Dernièrement, à Saint-Denis,
s’est tenu un congrès des Chambres d’agriculture de Madagascar et de la Réunion.
L’assemblée a mis en présence les agriculteurs des deux pays ; ils ont échangé
leurs vues, reconnu combien ils gagneraient à rendre leurs relations plus étroites.
De là à comprendre l’utilité d’un gouvernement commun, il n’y a qu’un pas, et j’espère
qu’il ne tardera pas à être franchi.
Comment cet état d’esprit
nouveau chez les Réunionnais s’est-il constitué ? Le facteur politique n’y
est pas étranger. Les plus fougueux adversaires de la fusion étaient les conservateurs.
Avec un gouvernement particulier, ils pouvaient espérer, en séduisant ou persécutant
le gouverneur à l’aide des conseils élus, éterniser, dans leur petite patrie, la
politique conservatrice et coloniale. Le gouverneur, neuf fois sur dix, désirait
avant tout ne pas avoir d’affaires ; il cédait aux influences locales prépondérantes.
S’il résistait, c’était la guerre sans merci là-bas, la guerre au couteau comme
elle se fait aux colonies, ne ménageant ni l’homme privé, ni sa famille. Ainsi traité,
le représentant du gouvernement n’avait qu’un désir : s’en aller au plus vite,
n’importe où. Pendant que le malheureux se débattait contre les difficultés de tous
genres, les députés conservateurs de la colonie faisaient le siège du ministère.
Souvent le ministre avait la même âme que son subordonné : lui, non plus, ne
voulait pas d’affaires. Suivant les circonstances, le gouverneur était rappelé,
placé ailleurs, avec ou sans avancement.
Le parti conservateur, longtemps
maître de la Réunion, tenait à l’autonomie administrative de l’île. Le gouverneur
générai de l’Afrique Orientale eût été interposé entre le gouverneur de la Réunion
et le ministre, les députés n’eussent pas exercé sur lui une influence directe,
l’administration eût été soustraite en partie à l’action de la faction dominante.
Depuis quelques années, les
choses ont changé à la Réunion. Le parti conservateur a enregistré des défaites,
il n’est plus aussi sûr du lendemain, qui paraît promis à ses adversaires.
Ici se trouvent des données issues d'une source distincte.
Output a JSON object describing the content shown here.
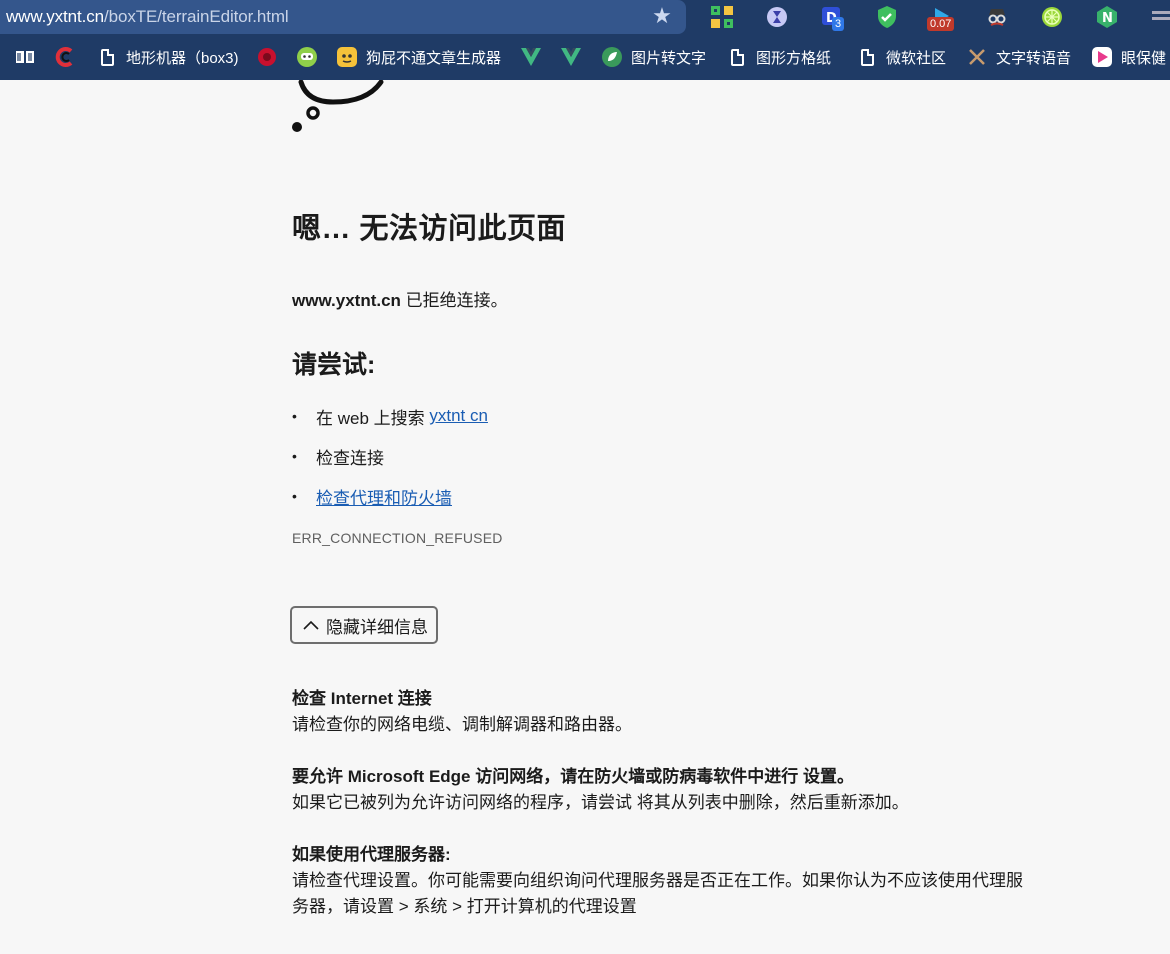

Dans
ces conditions, le rattachement à l’Afrique Orientale, non seulement ne lui enlèvera
plus rien, mais lui sera une sauvegarde contre les retours du sort, contre les agissements
de ses adversaires triomphants s’il leur plaisait de suivre ses exemples.
Le Parti républicain n’a pas
à l’égard de la fusion de sentiments hostiles. Il est un peu engagé par son attitude
passée : au moment où les réactionnaires exerçaient un véritable despotisme,
il s’était prononcé ouvertement pour la réunion à Madagascar. Il y voyait le moyen
le plus efficace d’échapper à la tyrannie locale. D’autre part, le parti républicain
réunionnais, en communauté de vues avec les républicains de France, n’a pas, comme
les cléricaux, à cultiver, sous le couvert de l’autonomie administrative, un esprit
réactionnaire autonome. La fusion n’a pas pour les démocrates, d’inconvénient politique,
au contraire.
Cette direction nouvelle des
esprits a été, il faut le reconnaître, secondée par le gouverneur intérimaire, actuellement
en fonctions, à la Réunion. Il s’est efforcé de rapprocher les habitants de Madagascar
et de la vieille Bourbon ; et il y a réussi.
Jusqu’ici les gouverneurs
de la Réunion étaient hostiles à la fusion. Quelques-uns, parfaits réactionnaires,
avaient les mêmes idées que leurs administrés, et voyaient, dans l’autonomie, la
défense de ces idées. D’autres ne renonçaient pas aisément à leur indépendance administrative,
ne se résignaient pas, de gouverneurs, à devenir lieutenant-gouverneurs. Autour
d’eux, tout le monde, les chefs de service, directeurs, etc., etc., se disait que
la fusion réduirait forcément le nombre des fonctionnaires multipliés à l’envi par
les comités politiques maîtres de l’administration. Tels personnages, aujourd’hui
chefs de service, tomberaient en sous-ordre. Les intérêts s’agitaient, le gouverneur,
en défendant l’autonomie, défendait « son personnel ». L’administration
était tout à fait hostile à la fusion, qui trouvait des adversaires jusqu’au ministère.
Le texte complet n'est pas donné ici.